La rosa mi è cara per molti motivi. E poesie
sulla rosa le custodisco nel cuore. In particolare un distico di Angelus Silesius («La rosa è senza
perché fiorisce perché fiorisce»). Alla lettura del romanzo di Eco ero riuscito
a “scampare” per molti anni dalla sua uscita. Come un asinello, dovetti
abbassare le orecchie per un’abilitazione riservata nel 2000, e leggere,
sperimentando la verità di una massima di Voltaire, e cioè che i libri più
utili per noi sono quelli che non ci piacciono. Proverò a spiegare il perché.
Chi è Umberto Eco?
Malgrado quello che ha scritto in un suo saggio (raccolto in Un altro Novecento, La Nuova Italia) il
mio professore di italiano Alberto Asor
Rosa, e che cioè Eco è «un medievale nato per sbaglio nel nostro tempo», io
credo che sia proprio l’opposto. Eco è un moderno (anzi un “novissimo”) che
applica al Medioevo categorie moderne. Non voglio dire che l’unica possibilità
di comprendere un’epoca sia quell’immedesimazione di cui parlava la scuola
storicista tedesca, ma mi sembra che la “vulgata” sul Medioevo che esca dal
romanzo dimostri un'incomprensione radicale di ciò che il Medioevo volle
essere. L’operazione di Eco, a livello contenutistico, è quella di vedere in
quel mondo ciò che ha anticipato il nostro, quello attuale, considerando il
resto retaggio da superare. La premessa non esplicitata è che il nostro sia,
comunque, il mondo migliore della storia dell’umanità, cosa ribadita in vari
scritti dal professore. In una prospettiva “evoluzionistica” il Medioevo appare
pieno di promesse mantenute dall’epoca successiva, in particolare da una
scienza libera da superstizione e al servizio dell’uomo. La posizione di Eco è
quella di Francesco Bacone e della sua utopia tecnologica. Se qualcosa, invece,
il secolo appena finito ci ha insegnato è che “il sogno della ragione genera mostri”. Non credo di dover
giustificare questa affermazione. È l’uomo prometeico che ha reso la
terra invivibile, minaccia di distruggerla, vive nella totale alienazione. Svevo nella straordinaria conclusione
del suo capolavoro parla di “occhialuto animale” per sottolineare che il
destino dell’uomo si è deciso nel momento in cui ha smesso di adattare il suo
organismo all’ambiente e ad agire “tecnicamente” (sarà un caso poi che
Guglielmo usa gli occhiali e li vanta come grande progresso dell’uomo?). Credo,
dunque, che il punto di vista, la prospettiva, sia decisiva nella lettura del Nome, come di ogni altro romanzo che
abbia un’ambizione enciclopedica e totalizzante (pur camuffandosi da raffinato
gioco letterario). E io rifiuto in toto quella prospettiva
neoilluministica, erede di quella cultura che ha “occidentalizzato” il
mondo, sottomettendo tutto ad un “centro” invisibile, la produzione, l’economia
sganciata da qualunque reale esigenza umana. Il destino dell’umanesimo e
dell’illuminismo (la sua “dialettica”, adornianamente) è quella non solo della
“strage delle illusioni” ma di una ben più concreta distruzione, delle terre,
degli uomini, dei rapporti, della psiche: «la
terra illuminata splende all’insegna di trionfale sventura»
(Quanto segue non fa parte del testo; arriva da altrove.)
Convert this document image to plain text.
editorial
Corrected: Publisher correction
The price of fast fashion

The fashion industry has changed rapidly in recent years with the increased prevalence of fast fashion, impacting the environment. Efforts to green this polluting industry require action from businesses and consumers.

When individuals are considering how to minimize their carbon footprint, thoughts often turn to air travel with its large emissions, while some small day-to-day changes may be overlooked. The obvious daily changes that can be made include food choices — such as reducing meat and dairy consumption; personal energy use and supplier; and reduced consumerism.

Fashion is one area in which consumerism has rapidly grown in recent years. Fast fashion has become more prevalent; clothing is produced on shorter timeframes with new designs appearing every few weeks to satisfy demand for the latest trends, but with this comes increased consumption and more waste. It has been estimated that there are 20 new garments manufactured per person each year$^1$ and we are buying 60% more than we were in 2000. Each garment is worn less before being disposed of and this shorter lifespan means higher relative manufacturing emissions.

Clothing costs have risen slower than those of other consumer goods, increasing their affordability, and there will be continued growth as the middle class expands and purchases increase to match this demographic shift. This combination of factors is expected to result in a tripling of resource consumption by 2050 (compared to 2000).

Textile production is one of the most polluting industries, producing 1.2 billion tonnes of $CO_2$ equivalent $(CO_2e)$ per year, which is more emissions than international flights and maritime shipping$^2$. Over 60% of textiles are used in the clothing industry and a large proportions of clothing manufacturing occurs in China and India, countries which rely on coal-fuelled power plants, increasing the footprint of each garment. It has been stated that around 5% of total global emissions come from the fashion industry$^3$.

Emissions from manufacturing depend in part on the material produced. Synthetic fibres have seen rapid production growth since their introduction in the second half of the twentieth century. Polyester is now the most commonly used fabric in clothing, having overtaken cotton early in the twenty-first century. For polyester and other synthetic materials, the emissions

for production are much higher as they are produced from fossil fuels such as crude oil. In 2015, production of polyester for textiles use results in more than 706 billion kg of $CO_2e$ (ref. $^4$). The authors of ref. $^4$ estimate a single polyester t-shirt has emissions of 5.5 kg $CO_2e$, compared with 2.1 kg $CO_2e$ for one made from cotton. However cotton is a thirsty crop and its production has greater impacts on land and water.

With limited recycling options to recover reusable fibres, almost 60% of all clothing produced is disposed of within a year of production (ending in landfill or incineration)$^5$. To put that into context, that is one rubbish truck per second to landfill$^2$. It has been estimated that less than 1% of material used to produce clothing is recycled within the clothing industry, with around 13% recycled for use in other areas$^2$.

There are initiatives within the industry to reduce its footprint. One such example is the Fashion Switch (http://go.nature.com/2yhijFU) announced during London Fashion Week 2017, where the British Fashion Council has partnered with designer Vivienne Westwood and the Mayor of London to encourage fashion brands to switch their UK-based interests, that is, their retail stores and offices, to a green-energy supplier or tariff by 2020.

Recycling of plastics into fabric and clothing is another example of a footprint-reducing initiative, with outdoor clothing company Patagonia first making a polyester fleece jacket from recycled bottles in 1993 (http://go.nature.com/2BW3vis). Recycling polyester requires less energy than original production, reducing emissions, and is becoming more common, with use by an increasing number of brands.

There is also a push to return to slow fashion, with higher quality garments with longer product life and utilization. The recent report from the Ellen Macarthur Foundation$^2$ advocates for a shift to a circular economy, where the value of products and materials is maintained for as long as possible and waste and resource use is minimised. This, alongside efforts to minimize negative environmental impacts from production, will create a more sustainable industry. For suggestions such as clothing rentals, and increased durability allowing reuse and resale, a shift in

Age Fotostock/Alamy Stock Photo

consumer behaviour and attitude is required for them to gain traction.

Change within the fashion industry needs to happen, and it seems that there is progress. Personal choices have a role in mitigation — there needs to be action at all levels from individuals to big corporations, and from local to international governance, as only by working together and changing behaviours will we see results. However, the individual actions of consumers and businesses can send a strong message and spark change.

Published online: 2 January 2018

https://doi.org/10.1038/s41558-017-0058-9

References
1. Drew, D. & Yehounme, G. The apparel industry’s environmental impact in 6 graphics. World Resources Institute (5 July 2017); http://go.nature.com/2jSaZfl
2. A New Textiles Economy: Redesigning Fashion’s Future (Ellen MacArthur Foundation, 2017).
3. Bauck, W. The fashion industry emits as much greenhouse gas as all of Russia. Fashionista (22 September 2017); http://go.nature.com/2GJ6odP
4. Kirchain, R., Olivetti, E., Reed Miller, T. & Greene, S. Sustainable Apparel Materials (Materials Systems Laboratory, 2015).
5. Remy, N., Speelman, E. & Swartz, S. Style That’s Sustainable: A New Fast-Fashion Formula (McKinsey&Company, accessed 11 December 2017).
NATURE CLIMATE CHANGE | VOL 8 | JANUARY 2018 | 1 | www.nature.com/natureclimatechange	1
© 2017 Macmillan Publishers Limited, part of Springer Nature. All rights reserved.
(Horkheimer-Adorno). Il centro della civiltà medievale e di altre civiltà
“tradizionali” era di tipo spirituale. Non a caso Guglielmo si sente esonerato,
per svolgere le sue ricerche, dalla pratica rigorosa della preghiera comune.
Mi chiedo come un uomo
che non sappia pregare possa scrivere del Medioevo capendone qualcosa!
Un altro aspetto
rivelatore della personalità di Eco è la sua feticizzazione del libro: non è casuale che il suo romanzo maggiore
sia ambientato in un luogo in cui vive tra libri, con libri, per libri. In
un’intervista Eco ebbe a dire che la sua biblioteca personale era una sorta di
“coperta di Linus” da guardare in maniera rassicurante nei momenti di
smarrimento (in un passo rivelatore del libro Eco parla della biblioteca
dell’abbazia come di un «ventre»: ne possiamo dedurre una sorta di regressione
uterina!). Ben altra potenza troviamo, rispetto alla stessa questione,
nell’opera di Borges, a torto
banalizzato nella figura di Jorge nel Nome.
Basti leggere, oltre alla Biblioteca di
Babele, un testo meraviglioso come Poesia
dei doni. In ogni caso tanto Borges quanto Eco appartengono interamente a
quest’epoca, che, proprio perché non riesce più ad esperire il libro come vita, lo fa diventare un
feticcio da adorare. Si rilegga, al contrario, la lettera di Dante a Cangrande:
lì è presente la consapevolezza che la vera arte è sempre al servizio di qualcosa
che la trascende. Nel Paradiso non si leggono libri, per quanto posso
immaginare che Eco lo pensi e Borges l’abbia sognato.
Malgrado questo, nel
momento della sua scomparsa voglio rendere omaggio ad un uomo di vastissima
cultura, che ha avuto il merito di avvicinare l’alto e il basso. Un
appassionato di fumetti come me non può che essergli grato per aver sdoganato
nella cultura accademica un’arte “popolare”. Onore, dunque, ad Eco. Mi auguro
di sbagliare, dunque, e che nel suo paradiso esistano tutti i libri che sono
stati scritti e quelli che dovranno ancora essere scritti e i commenti a
ciascuno di essi, disposti su scaffalature disegnate da Cornelius Escher.